La mariée était en blanc
Exils # 93 (19/03/2025)
Mythomane à Mexico ? Bovarysme à l’El Globo ? Luisa débarque de sa campagne, d’un « village » aux « deux mille habitants », dans une « pâtisserie française » se rend, où pour une mendiante on la prend, cependant posthume recommandation de la « tante » du bon patron, veuf avec enfants, aux groom et employées plutôt bien traités. Douée, adoubée, la discrète s’adresse à des personnages en sucre, une petite pièce occupe, dont la fenêtre pauvrette permet au voisinage, trivial outrage, de la mater, de ses manières se moquer, aussi elle quitte ce quartier de concierges, au-dessus de « bureaux » et de « caves » se perche. Sur le toit-terrasse, de colère lasse, on peut apercevoir des enseignes américaines, spectacle nocturne d’un capitalisme qui l’illumine et ne l’importune. Via une variation de la célèbre pantoufle de vair de Cendrillon, elle (se) raconte à ses collègues allègres sa rencontre avec son propre prince trop charmant, « chauffeur » doté d’un cœur auprès duquel réchauffer le sien. Hélas, la godasse de l’esseulée se fait fissa écraser, présage de ses amours avortées, vraie-fausse grossesse à la clé. De mensonges par omission en « songes » de (dis)solution, cette femme fréquentable trompe son monde, piégée à l’insu de son plein gré, mais sa lucidité conservée lui évite de sombrer, de basculer, à l’image du miroir animant le simulacre du mariage. Luisa lit et se redit le mot « oubli », ne rêve éveillée à la Lean & Minnelli, ne dessille ses amies, séduit sans peine un photographe et un dessinateur complices inconscients de sa mise en scène. Si le développement personnel invite à être acteur de sa vie, la voici devenue l’actrice de la sienne, où (main)tenir le premier rôle, triste et drôle (ne pas oublier de sortir rembourrée). En vérité, elle pourrait tout avouer au boss pourvu d’un patronyme connoté (Monsieur Albino), manque de le faire en plein air, derrière le surcadre d’un arbre, remet à plus tard, se tire dare-dare.
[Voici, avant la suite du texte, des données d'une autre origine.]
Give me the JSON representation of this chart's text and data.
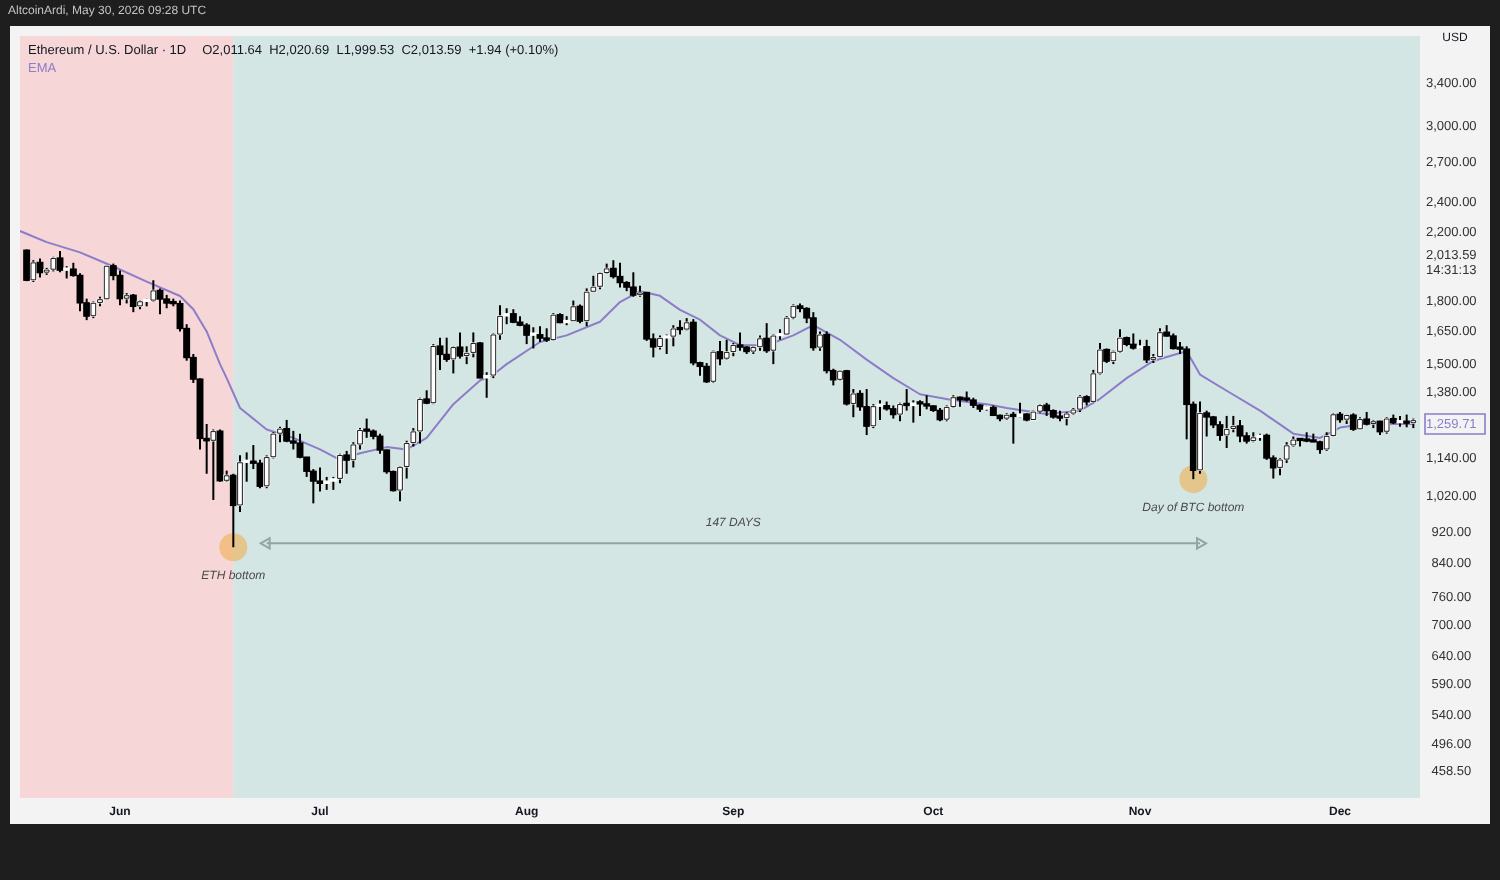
{
  "chart_data": {
    "type": "candlestick",
    "title": "Ethereum / U.S. Dollar · 1D",
    "subtitle": "O2,011.64  H2,020.69  L1,999.53  C2,013.59  +1.94 (+0.10%)",
    "ylabel": "USD",
    "log": true,
    "legend": "top left",
    "annotations": [
      "AltcoinArdi, May 30, 2026 09:28 UTC",
      {
        "text": "ETH bottom",
        "x": "--06-18",
        "y": 880
      },
      "147 DAYS",
      {
        "text": "Day of BTC bottom",
        "x": "--11-09",
        "y": 1073
      }
    ],
    "xlim": [
      "--05-17",
      "--12-13"
    ],
    "xticks": [
      {
        "value": "--06-01",
        "label": "Jun"
      },
      {
        "value": "--07-01",
        "label": "Jul"
      },
      {
        "value": "--08-01",
        "label": "Aug"
      },
      {
        "value": "--09-01",
        "label": "Sep"
      },
      {
        "value": "--10-01",
        "label": "Oct"
      },
      {
        "value": "--11-01",
        "label": "Nov"
      },
      {
        "value": "--12-01",
        "label": "Dec"
      }
    ],
    "ylim": [
      424,
      3900
    ],
    "yticks": [
      {
        "value": 3400,
        "label": "3,400.00"
      },
      {
        "value": 3000,
        "label": "3,000.00"
      },
      {
        "value": 2700,
        "label": "2,700.00"
      },
      {
        "value": 2400,
        "label": "2,400.00"
      },
      {
        "value": 2200,
        "label": "2,200.00"
      },
      {
        "value": 2013.59,
        "label": "2,013.59\n14:31:13"
      },
      {
        "value": 1800,
        "label": "1,800.00"
      },
      {
        "value": 1650,
        "label": "1,650.00"
      },
      {
        "value": 1500,
        "label": "1,500.00"
      },
      {
        "value": 1380,
        "label": "1,380.00"
      },
      {
        "value": 1259.71,
        "label": "1,259.71"
      },
      {
        "value": 1140,
        "label": "1,140.00"
      },
      {
        "value": 1020,
        "label": "1,020.00"
      },
      {
        "value": 920,
        "label": "920.00"
      },
      {
        "value": 840,
        "label": "840.00"
      },
      {
        "value": 760,
        "label": "760.00"
      },
      {
        "value": 700,
        "label": "700.00"
      },
      {
        "value": 640,
        "label": "640.00"
      },
      {
        "value": 590,
        "label": "590.00"
      },
      {
        "value": 540,
        "label": "540.00"
      },
      {
        "value": 496,
        "label": "496.00"
      },
      {
        "value": 458.5,
        "label": "458.50"
      }
    ],
    "bands": [
      {
        "axis": "x",
        "from": "--05-17",
        "to": "--06-18",
        "color": "#f6d6d7"
      },
      {
        "axis": "x",
        "from": "--06-18",
        "to": "--12-13",
        "color": "#d4e6e3"
      }
    ],
    "x": [
      "--05-18",
      "--05-19",
      "--05-20",
      "--05-21",
      "--05-22",
      "--05-23",
      "--05-24",
      "--05-25",
      "--05-26",
      "--05-27",
      "--05-28",
      "--05-29",
      "--05-30",
      "--05-31",
      "--06-01",
      "--06-02",
      "--06-03",
      "--06-04",
      "--06-05",
      "--06-06",
      "--06-07",
      "--06-08",
      "--06-09",
      "--06-10",
      "--06-11",
      "--06-12",
      "--06-13",
      "--06-14",
      "--06-15",
      "--06-16",
      "--06-17",
      "--06-18",
      "--06-19",
      "--06-20",
      "--06-21",
      "--06-22",
      "--06-23",
      "--06-24",
      "--06-25",
      "--06-26",
      "--06-27",
      "--06-28",
      "--06-29",
      "--06-30",
      "--07-01",
      "--07-02",
      "--07-03",
      "--07-04",
      "--07-05",
      "--07-06",
      "--07-07",
      "--07-08",
      "--07-09",
      "--07-10",
      "--07-11",
      "--07-12",
      "--07-13",
      "--07-14",
      "--07-15",
      "--07-16",
      "--07-17",
      "--07-18",
      "--07-19",
      "--07-20",
      "--07-21",
      "--07-22",
      "--07-23",
      "--07-24",
      "--07-25",
      "--07-26",
      "--07-27",
      "--07-28",
      "--07-29",
      "--07-30",
      "--07-31",
      "--08-01",
      "--08-02",
      "--08-03",
      "--08-04",
      "--08-05",
      "--08-06",
      "--08-07",
      "--08-08",
      "--08-09",
      "--08-10",
      "--08-11",
      "--08-12",
      "--08-13",
      "--08-14",
      "--08-15",
      "--08-16",
      "--08-17",
      "--08-18",
      "--08-19",
      "--08-20",
      "--08-21",
      "--08-22",
      "--08-23",
      "--08-24",
      "--08-25",
      "--08-26",
      "--08-27",
      "--08-28",
      "--08-29",
      "--08-30",
      "--08-31",
      "--09-01",
      "--09-02",
      "--09-03",
      "--09-04",
      "--09-05",
      "--09-06",
      "--09-07",
      "--09-08",
      "--09-09",
      "--09-10",
      "--09-11",
      "--09-12",
      "--09-13",
      "--09-14",
      "--09-15",
      "--09-16",
      "--09-17",
      "--09-18",
      "--09-19",
      "--09-20",
      "--09-21",
      "--09-22",
      "--09-23",
      "--09-24",
      "--09-25",
      "--09-26",
      "--09-27",
      "--09-28",
      "--09-29",
      "--09-30",
      "--10-01",
      "--10-02",
      "--10-03",
      "--10-04",
      "--10-05",
      "--10-06",
      "--10-07",
      "--10-08",
      "--10-09",
      "--10-10",
      "--10-11",
      "--10-12",
      "--10-13",
      "--10-14",
      "--10-15",
      "--10-16",
      "--10-17",
      "--10-18",
      "--10-19",
      "--10-20",
      "--10-21",
      "--10-22",
      "--10-23",
      "--10-24",
      "--10-25",
      "--10-26",
      "--10-27",
      "--10-28",
      "--10-29",
      "--10-30",
      "--10-31",
      "--11-01",
      "--11-02",
      "--11-03",
      "--11-04",
      "--11-05",
      "--11-06",
      "--11-07",
      "--11-08",
      "--11-09",
      "--11-10",
      "--11-11",
      "--11-12",
      "--11-13",
      "--11-14",
      "--11-15",
      "--11-16",
      "--11-17",
      "--11-18",
      "--11-19",
      "--11-20",
      "--11-21",
      "--11-22",
      "--11-23",
      "--11-24",
      "--11-25",
      "--11-26",
      "--11-27",
      "--11-28",
      "--11-29",
      "--11-30",
      "--12-01",
      "--12-02",
      "--12-03",
      "--12-04",
      "--12-05",
      "--12-06",
      "--12-07",
      "--12-08",
      "--12-09",
      "--12-10",
      "--12-11",
      "--12-12"
    ],
    "ohlc": [
      [
        2090,
        2095,
        1910,
        1915
      ],
      [
        1915,
        2030,
        1905,
        2017
      ],
      [
        2017,
        2040,
        1930,
        1958
      ],
      [
        1958,
        1985,
        1945,
        1975
      ],
      [
        1975,
        2050,
        1965,
        2043
      ],
      [
        2043,
        2085,
        1960,
        1972
      ],
      [
        1972,
        1995,
        1925,
        1978
      ],
      [
        1978,
        2015,
        1935,
        1942
      ],
      [
        1942,
        1955,
        1750,
        1793
      ],
      [
        1793,
        1815,
        1705,
        1725
      ],
      [
        1725,
        1800,
        1715,
        1793
      ],
      [
        1793,
        1825,
        1775,
        1812
      ],
      [
        1812,
        2000,
        1810,
        1997
      ],
      [
        1997,
        2010,
        1915,
        1942
      ],
      [
        1942,
        1970,
        1780,
        1815
      ],
      [
        1815,
        1845,
        1790,
        1833
      ],
      [
        1833,
        1840,
        1745,
        1775
      ],
      [
        1775,
        1805,
        1760,
        1801
      ],
      [
        1801,
        1815,
        1775,
        1805
      ],
      [
        1805,
        1915,
        1800,
        1859
      ],
      [
        1859,
        1870,
        1735,
        1813
      ],
      [
        1813,
        1835,
        1765,
        1792
      ],
      [
        1792,
        1815,
        1775,
        1789
      ],
      [
        1789,
        1805,
        1650,
        1664
      ],
      [
        1664,
        1685,
        1515,
        1529
      ],
      [
        1529,
        1545,
        1420,
        1436
      ],
      [
        1436,
        1440,
        1170,
        1208
      ],
      [
        1208,
        1260,
        1090,
        1200
      ],
      [
        1200,
        1240,
        1010,
        1234
      ],
      [
        1234,
        1240,
        1065,
        1068
      ],
      [
        1068,
        1100,
        1065,
        1085
      ],
      [
        1085,
        1090,
        880,
        994
      ],
      [
        994,
        1150,
        975,
        1127
      ],
      [
        1127,
        1160,
        1065,
        1128
      ],
      [
        1128,
        1185,
        1105,
        1124
      ],
      [
        1124,
        1135,
        1045,
        1051
      ],
      [
        1051,
        1150,
        1045,
        1144
      ],
      [
        1144,
        1230,
        1140,
        1225
      ],
      [
        1225,
        1250,
        1195,
        1243
      ],
      [
        1243,
        1275,
        1195,
        1199
      ],
      [
        1199,
        1235,
        1170,
        1192
      ],
      [
        1192,
        1225,
        1140,
        1144
      ],
      [
        1144,
        1145,
        1080,
        1098
      ],
      [
        1098,
        1105,
        1000,
        1067
      ],
      [
        1067,
        1110,
        1035,
        1060
      ],
      [
        1060,
        1080,
        1040,
        1067
      ],
      [
        1067,
        1080,
        1040,
        1074
      ],
      [
        1074,
        1155,
        1060,
        1151
      ],
      [
        1151,
        1165,
        1090,
        1134
      ],
      [
        1134,
        1195,
        1110,
        1187
      ],
      [
        1187,
        1245,
        1170,
        1238
      ],
      [
        1238,
        1280,
        1210,
        1234
      ],
      [
        1234,
        1240,
        1205,
        1216
      ],
      [
        1216,
        1225,
        1155,
        1168
      ],
      [
        1168,
        1170,
        1090,
        1097
      ],
      [
        1097,
        1100,
        1035,
        1038
      ],
      [
        1038,
        1115,
        1006,
        1112
      ],
      [
        1112,
        1200,
        1075,
        1192
      ],
      [
        1192,
        1245,
        1180,
        1233
      ],
      [
        1233,
        1360,
        1190,
        1355
      ],
      [
        1355,
        1390,
        1335,
        1339
      ],
      [
        1339,
        1590,
        1335,
        1581
      ],
      [
        1581,
        1620,
        1475,
        1543
      ],
      [
        1543,
        1620,
        1510,
        1521
      ],
      [
        1521,
        1580,
        1460,
        1576
      ],
      [
        1576,
        1645,
        1525,
        1536
      ],
      [
        1536,
        1580,
        1500,
        1550
      ],
      [
        1550,
        1645,
        1530,
        1595
      ],
      [
        1595,
        1600,
        1440,
        1441
      ],
      [
        1441,
        1465,
        1360,
        1451
      ],
      [
        1451,
        1640,
        1440,
        1635
      ],
      [
        1635,
        1780,
        1610,
        1726
      ],
      [
        1726,
        1765,
        1685,
        1737
      ],
      [
        1737,
        1760,
        1690,
        1695
      ],
      [
        1695,
        1725,
        1675,
        1680
      ],
      [
        1680,
        1690,
        1590,
        1632
      ],
      [
        1632,
        1670,
        1570,
        1634
      ],
      [
        1634,
        1675,
        1600,
        1618
      ],
      [
        1618,
        1665,
        1600,
        1609
      ],
      [
        1609,
        1740,
        1605,
        1732
      ],
      [
        1732,
        1740,
        1690,
        1693
      ],
      [
        1693,
        1725,
        1680,
        1700
      ],
      [
        1700,
        1805,
        1700,
        1775
      ],
      [
        1775,
        1785,
        1690,
        1700
      ],
      [
        1700,
        1870,
        1675,
        1852
      ],
      [
        1852,
        1940,
        1850,
        1879
      ],
      [
        1879,
        1960,
        1865,
        1956
      ],
      [
        1956,
        2010,
        1950,
        1982
      ],
      [
        1982,
        2030,
        1925,
        1936
      ],
      [
        1936,
        2015,
        1875,
        1902
      ],
      [
        1902,
        1910,
        1855,
        1877
      ],
      [
        1877,
        1960,
        1825,
        1834
      ],
      [
        1834,
        1885,
        1825,
        1848
      ],
      [
        1848,
        1850,
        1605,
        1614
      ],
      [
        1614,
        1640,
        1530,
        1577
      ],
      [
        1577,
        1630,
        1565,
        1619
      ],
      [
        1619,
        1635,
        1545,
        1625
      ],
      [
        1625,
        1680,
        1580,
        1664
      ],
      [
        1664,
        1705,
        1635,
        1659
      ],
      [
        1659,
        1715,
        1655,
        1694
      ],
      [
        1694,
        1710,
        1495,
        1506
      ],
      [
        1506,
        1510,
        1450,
        1490
      ],
      [
        1490,
        1505,
        1420,
        1425
      ],
      [
        1425,
        1560,
        1420,
        1555
      ],
      [
        1555,
        1605,
        1495,
        1524
      ],
      [
        1524,
        1610,
        1520,
        1554
      ],
      [
        1554,
        1595,
        1535,
        1586
      ],
      [
        1586,
        1645,
        1560,
        1576
      ],
      [
        1576,
        1580,
        1545,
        1556
      ],
      [
        1556,
        1580,
        1545,
        1576
      ],
      [
        1576,
        1630,
        1560,
        1617
      ],
      [
        1617,
        1690,
        1550,
        1560
      ],
      [
        1560,
        1635,
        1500,
        1630
      ],
      [
        1630,
        1660,
        1610,
        1635
      ],
      [
        1635,
        1725,
        1635,
        1717
      ],
      [
        1717,
        1785,
        1710,
        1777
      ],
      [
        1777,
        1790,
        1745,
        1764
      ],
      [
        1764,
        1770,
        1690,
        1716
      ],
      [
        1716,
        1745,
        1560,
        1574
      ],
      [
        1574,
        1650,
        1560,
        1635
      ],
      [
        1635,
        1650,
        1460,
        1472
      ],
      [
        1472,
        1480,
        1410,
        1433
      ],
      [
        1433,
        1475,
        1430,
        1471
      ],
      [
        1471,
        1475,
        1330,
        1336
      ],
      [
        1336,
        1395,
        1285,
        1377
      ],
      [
        1377,
        1390,
        1310,
        1325
      ],
      [
        1325,
        1395,
        1220,
        1252
      ],
      [
        1252,
        1335,
        1245,
        1327
      ],
      [
        1327,
        1350,
        1275,
        1329
      ],
      [
        1329,
        1345,
        1310,
        1317
      ],
      [
        1317,
        1330,
        1280,
        1295
      ],
      [
        1295,
        1340,
        1270,
        1335
      ],
      [
        1335,
        1395,
        1310,
        1330
      ],
      [
        1330,
        1350,
        1265,
        1339
      ],
      [
        1339,
        1350,
        1290,
        1336
      ],
      [
        1336,
        1370,
        1315,
        1328
      ],
      [
        1328,
        1330,
        1305,
        1311
      ],
      [
        1311,
        1320,
        1270,
        1276
      ],
      [
        1276,
        1330,
        1270,
        1324
      ],
      [
        1324,
        1370,
        1320,
        1362
      ],
      [
        1362,
        1365,
        1325,
        1352
      ],
      [
        1352,
        1385,
        1345,
        1351
      ],
      [
        1351,
        1360,
        1320,
        1331
      ],
      [
        1331,
        1335,
        1305,
        1316
      ],
      [
        1316,
        1325,
        1310,
        1322
      ],
      [
        1322,
        1330,
        1290,
        1292
      ],
      [
        1292,
        1295,
        1270,
        1280
      ],
      [
        1280,
        1300,
        1275,
        1294
      ],
      [
        1294,
        1305,
        1190,
        1288
      ],
      [
        1288,
        1340,
        1285,
        1297
      ],
      [
        1297,
        1300,
        1270,
        1275
      ],
      [
        1275,
        1310,
        1275,
        1306
      ],
      [
        1306,
        1335,
        1300,
        1331
      ],
      [
        1331,
        1340,
        1290,
        1310
      ],
      [
        1310,
        1315,
        1280,
        1286
      ],
      [
        1286,
        1310,
        1270,
        1282
      ],
      [
        1282,
        1305,
        1255,
        1299
      ],
      [
        1299,
        1320,
        1295,
        1314
      ],
      [
        1314,
        1370,
        1305,
        1364
      ],
      [
        1364,
        1370,
        1330,
        1344
      ],
      [
        1344,
        1475,
        1340,
        1460
      ],
      [
        1460,
        1595,
        1455,
        1565
      ],
      [
        1565,
        1570,
        1505,
        1513
      ],
      [
        1513,
        1560,
        1500,
        1555
      ],
      [
        1555,
        1660,
        1550,
        1620
      ],
      [
        1620,
        1625,
        1580,
        1589
      ],
      [
        1589,
        1640,
        1565,
        1572
      ],
      [
        1572,
        1610,
        1570,
        1578
      ],
      [
        1578,
        1610,
        1505,
        1519
      ],
      [
        1519,
        1545,
        1505,
        1531
      ],
      [
        1531,
        1665,
        1530,
        1646
      ],
      [
        1646,
        1680,
        1625,
        1628
      ],
      [
        1628,
        1640,
        1565,
        1570
      ],
      [
        1570,
        1600,
        1545,
        1567
      ],
      [
        1567,
        1580,
        1205,
        1334
      ],
      [
        1334,
        1345,
        1073,
        1101
      ],
      [
        1101,
        1345,
        1090,
        1301
      ],
      [
        1301,
        1310,
        1215,
        1286
      ],
      [
        1286,
        1290,
        1245,
        1257
      ],
      [
        1257,
        1270,
        1200,
        1219
      ],
      [
        1219,
        1290,
        1175,
        1242
      ],
      [
        1242,
        1290,
        1230,
        1253
      ],
      [
        1253,
        1275,
        1195,
        1217
      ],
      [
        1217,
        1230,
        1190,
        1199
      ],
      [
        1199,
        1230,
        1195,
        1212
      ],
      [
        1212,
        1225,
        1200,
        1219
      ],
      [
        1219,
        1225,
        1135,
        1141
      ],
      [
        1141,
        1150,
        1075,
        1109
      ],
      [
        1109,
        1140,
        1085,
        1136
      ],
      [
        1136,
        1195,
        1125,
        1184
      ],
      [
        1184,
        1215,
        1180,
        1204
      ],
      [
        1204,
        1205,
        1180,
        1201
      ],
      [
        1201,
        1230,
        1195,
        1199
      ],
      [
        1199,
        1225,
        1195,
        1196
      ],
      [
        1196,
        1200,
        1155,
        1170
      ],
      [
        1170,
        1230,
        1165,
        1217
      ],
      [
        1217,
        1300,
        1215,
        1296
      ],
      [
        1296,
        1305,
        1265,
        1276
      ],
      [
        1276,
        1295,
        1260,
        1293
      ],
      [
        1293,
        1300,
        1235,
        1241
      ],
      [
        1241,
        1285,
        1240,
        1278
      ],
      [
        1278,
        1305,
        1255,
        1260
      ],
      [
        1260,
        1275,
        1245,
        1270
      ],
      [
        1270,
        1272,
        1220,
        1232
      ],
      [
        1232,
        1285,
        1225,
        1280
      ],
      [
        1280,
        1295,
        1260,
        1265
      ],
      [
        1265,
        1290,
        1250,
        1266
      ],
      [
        1266,
        1295,
        1248,
        1263
      ],
      [
        1263,
        1280,
        1245,
        1274
      ]
    ],
    "colors": [
      "#000000",
      "#ffffff",
      "#000000",
      "#ffffff",
      "#ffffff",
      "#000000",
      "#ffffff",
      "#000000",
      "#000000",
      "#000000",
      "#ffffff",
      "#ffffff",
      "#ffffff",
      "#000000",
      "#000000",
      "#ffffff",
      "#000000",
      "#ffffff",
      "#ffffff",
      "#ffffff",
      "#000000",
      "#000000",
      "#000000",
      "#000000",
      "#000000",
      "#000000",
      "#000000",
      "#000000",
      "#ffffff",
      "#000000",
      "#ffffff",
      "#000000",
      "#ffffff",
      "#ffffff",
      "#000000",
      "#000000",
      "#ffffff",
      "#ffffff",
      "#ffffff",
      "#000000",
      "#000000",
      "#000000",
      "#000000",
      "#000000",
      "#000000",
      "#ffffff",
      "#ffffff",
      "#ffffff",
      "#000000",
      "#ffffff",
      "#ffffff",
      "#000000",
      "#000000",
      "#000000",
      "#000000",
      "#000000",
      "#ffffff",
      "#ffffff",
      "#ffffff",
      "#ffffff",
      "#000000",
      "#ffffff",
      "#000000",
      "#000000",
      "#ffffff",
      "#000000",
      "#ffffff",
      "#ffffff",
      "#000000",
      "#ffffff",
      "#ffffff",
      "#ffffff",
      "#ffffff",
      "#000000",
      "#000000",
      "#000000",
      "#ffffff",
      "#000000",
      "#000000",
      "#ffffff",
      "#000000",
      "#ffffff",
      "#ffffff",
      "#000000",
      "#ffffff",
      "#ffffff",
      "#ffffff",
      "#ffffff",
      "#000000",
      "#000000",
      "#000000",
      "#000000",
      "#ffffff",
      "#000000",
      "#000000",
      "#ffffff",
      "#ffffff",
      "#ffffff",
      "#000000",
      "#ffffff",
      "#000000",
      "#000000",
      "#000000",
      "#ffffff",
      "#000000",
      "#ffffff",
      "#ffffff",
      "#000000",
      "#000000",
      "#ffffff",
      "#ffffff",
      "#000000",
      "#ffffff",
      "#ffffff",
      "#ffffff",
      "#ffffff",
      "#000000",
      "#000000",
      "#000000",
      "#ffffff",
      "#000000",
      "#000000",
      "#ffffff",
      "#000000",
      "#ffffff",
      "#000000",
      "#000000",
      "#ffffff",
      "#ffffff",
      "#000000",
      "#000000",
      "#ffffff",
      "#000000",
      "#ffffff",
      "#000000",
      "#000000",
      "#000000",
      "#000000",
      "#ffffff",
      "#ffffff",
      "#000000",
      "#000000",
      "#000000",
      "#000000",
      "#ffffff",
      "#000000",
      "#000000",
      "#ffffff",
      "#000000",
      "#ffffff",
      "#000000",
      "#ffffff",
      "#ffffff",
      "#000000",
      "#000000",
      "#000000",
      "#ffffff",
      "#ffffff",
      "#ffffff",
      "#000000",
      "#ffffff",
      "#ffffff",
      "#000000",
      "#ffffff",
      "#ffffff",
      "#000000",
      "#000000",
      "#ffffff",
      "#000000",
      "#ffffff",
      "#ffffff",
      "#000000",
      "#000000",
      "#000000",
      "#000000",
      "#000000",
      "#ffffff",
      "#000000",
      "#000000",
      "#000000",
      "#ffffff",
      "#ffffff",
      "#000000",
      "#000000",
      "#ffffff",
      "#ffffff",
      "#000000",
      "#000000",
      "#ffffff",
      "#ffffff",
      "#ffffff",
      "#000000",
      "#000000",
      "#000000",
      "#000000",
      "#ffffff",
      "#ffffff",
      "#000000",
      "#ffffff",
      "#000000",
      "#ffffff",
      "#000000",
      "#ffffff",
      "#000000",
      "#ffffff",
      "#000000",
      "#ffffff",
      "#000000",
      "#ffffff"
    ],
    "series": [
      {
        "name": "EMA",
        "type": "line",
        "color": "#8c7dc9",
        "x": [
          "--05-17",
          "--05-21",
          "--05-26",
          "--05-31",
          "--06-05",
          "--06-10",
          "--06-12",
          "--06-14",
          "--06-16",
          "--06-17",
          "--06-19",
          "--06-23",
          "--06-27",
          "--07-01",
          "--07-04",
          "--07-07",
          "--07-11",
          "--07-14",
          "--07-17",
          "--07-21",
          "--07-25",
          "--07-27",
          "--07-29",
          "--08-03",
          "--08-07",
          "--08-12",
          "--08-15",
          "--08-18",
          "--08-21",
          "--08-24",
          "--08-27",
          "--08-30",
          "--09-02",
          "--09-06",
          "--09-10",
          "--09-13",
          "--09-17",
          "--09-21",
          "--09-25",
          "--09-29",
          "--10-04",
          "--10-09",
          "--10-12",
          "--10-18",
          "--10-23",
          "--10-26",
          "--10-30",
          "--11-03",
          "--11-06",
          "--11-08",
          "--11-10",
          "--11-14",
          "--11-19",
          "--11-24",
          "--11-28",
          "--12-01",
          "--12-05",
          "--12-12"
        ],
        "values": [
          2210,
          2140,
          2077,
          1993,
          1907,
          1829,
          1760,
          1650,
          1500,
          1440,
          1320,
          1240,
          1210,
          1170,
          1135,
          1157,
          1178,
          1170,
          1210,
          1335,
          1430,
          1455,
          1500,
          1600,
          1631,
          1697,
          1797,
          1855,
          1830,
          1757,
          1707,
          1631,
          1585,
          1585,
          1631,
          1680,
          1610,
          1520,
          1440,
          1374,
          1350,
          1335,
          1320,
          1297,
          1310,
          1356,
          1440,
          1514,
          1540,
          1557,
          1455,
          1388,
          1310,
          1225,
          1210,
          1247,
          1261,
          1259.71
        ]
      },
      {
        "type": "line",
        "color": "#93a4a2",
        "marker": "triangle",
        "x": [
          "--06-23",
          "--11-10"
        ],
        "values": [
          890,
          890
        ]
      }
    ]
  }
}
La délurée Rita, sous l’influence du factice exemple, finit par se ranger, se caser donc se maquer, parle de « fantasme » au sujet du fiancé fantomatique et déjà marié (s’indigne une domestique au bout du fil, dérangée par un curé), peut-être pas même énamouré, sorte d’Arlésienne inversée, la principale intéressée opine, planquée. Le berceau et les jouets en accessoires du jour et du soir, le spectateur attend un plan du bébé en POV, devra se contenter du travelling d’un couple d’ombres au sol. Passagère ferroviaire, telle une certaine Anna Karénine, Luisa ne se suicide, se déleste de l’attirail tendre et infernal devant une crèche comme d’autres d’un gosse sur le seuil d’une église. Le film se termine à deux reprises, d’abord au soleil, ensuite entre les ténèbres. Pendant l’épilogue au lyrisme antidépressif, aux statues enfantines et liquides, l’(anti-)héroïne sourit, en marche et en vie, veut croire à l’éternité de « l’espoir », nous itou. Pourtant l’excellente et récompensée Pina Pellicer (La Vengeance aux deux visages, Brando, 1961) décidera de s’endormir du grand sommeil peu après, somnifères en solitaire vite avalés. Au côté des convaincants Evangelina Elizondo (juvénile voix locale du Cendrillon de Disney sorti en 1950) & Ignacio López Tarso (Au-dessous du volcan, Huston, 1984), elle ressuscite en ligne, prend sa (juste) place parmi ses émouvantes consœurs chez Brocka, Sirk & Fassbinder. En dépit de la présence importante d’un compositeur (Raúl Lavista), de scénaristes (Julio Alejandro & Emilio Carballido), d’un dirlo photo (Gabriel Figueroa) liés à Buñuel, à demi Mexicain parce qu’il le valait bien, Gavaldón éclipse Luis et Jours d’automne (1963), sa vision du Frustration de Traven, corrige le cynisme du satiriste du Trésor de la Sierra Madre (Huston 1948, encore un conte de désillusion), pratique des contre-plongées à la Welles et des perspectives à la Duvivier. Dégraissé de pathos jusqu’à l’os, l’élégant mélodrame désarme.